11. Esta questão, que não tem obtido da jurisprudência resposta unânime, tem sido prevalentemente tratada a propósito de ações de prestação de contas entre ex-cônjuges, na sequência da dissolução do casamento por divórcio. No entanto, a argumentação nelas mobilizada é transponível para o caso sub judice.

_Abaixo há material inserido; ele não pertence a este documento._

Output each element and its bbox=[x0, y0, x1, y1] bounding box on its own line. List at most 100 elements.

12. De um lado, uma corrente jurisprudencial defende que se deverá considerar como receita o valor de uso exclusivo de prédio que constitua bem comum do casal por parte de um dos ex-cônjuges[11]. De outro lado, outra posição jurisprudencial sustenta que  “(…) 6ª – Tendo o aqui Autor saído da casa de morada de família e aí permanecendo sua mulher, aqui Ré, não mais sendo reatada a vida em comum, não tem aquele (que nem sequer alega se ter oposto a tal situação) direito a ser compensado por aquela em termos do valor locativo do prédio [12]; “o crédito compensatório pela utilização da casa de morada de família não encontra fundamento na administração do ex-cônjuge utilizador como cabeça-de-casal, mas em função da sua posição de consorte relativamente ao imóvel; nessa medida, a acção de prestação de contas mostra-se processualmente inadequada para a sua apreciação, desde logo por impedir que possa ser exercida uma defesa efectiva por parte daquele, assentando cabimento tal apreciação em acção de processo comum [13], entendendo que, no caso do caso dos autos, existia um acordo tácito quanto à utilização que obstava à invocação do instituto do enriquecimento sem causa; “(…) III - O valor locativo como valor (de mercado) de utilização do imóvel só pode ser considerado como receita para efeitos de prestação de contas, a que alude o n.º 1 do art. 1014.º do CPC, se o administrador auferir de facto esse valor como rendimento do prédio [14]; o estabelecimento de uma compensação pela utilização da casa de morada de família no período subsequente ao divórcio e anterior à partilha do património comum do casal pressupõe a existência de acordo dos cônjuges sobre a sua ocupação, ou de decisão judicial, dotada, neste sentido, de natureza constitutiva[15]; “(…) IX. Inexistindo elementos de facto suscetíveis de permitir concluir no sentido da constituição, na esfera jurídica do ex-cônjuge não utilizador, de um direito à contraprestação pela utilização exclusiva de imóvel comum por parte do outro ex-cônjuge, não devem ser aprovados os montantes relacionados a esse título. X. Na medida em que o uso exclusivo de imóvel comum por um dos ex-cônjuges não gera, necessariamente, um crédito compensatório a favor do outro, impõe-se levar em devida linha de conta as circunstâncias do caso concreto (…).”[16].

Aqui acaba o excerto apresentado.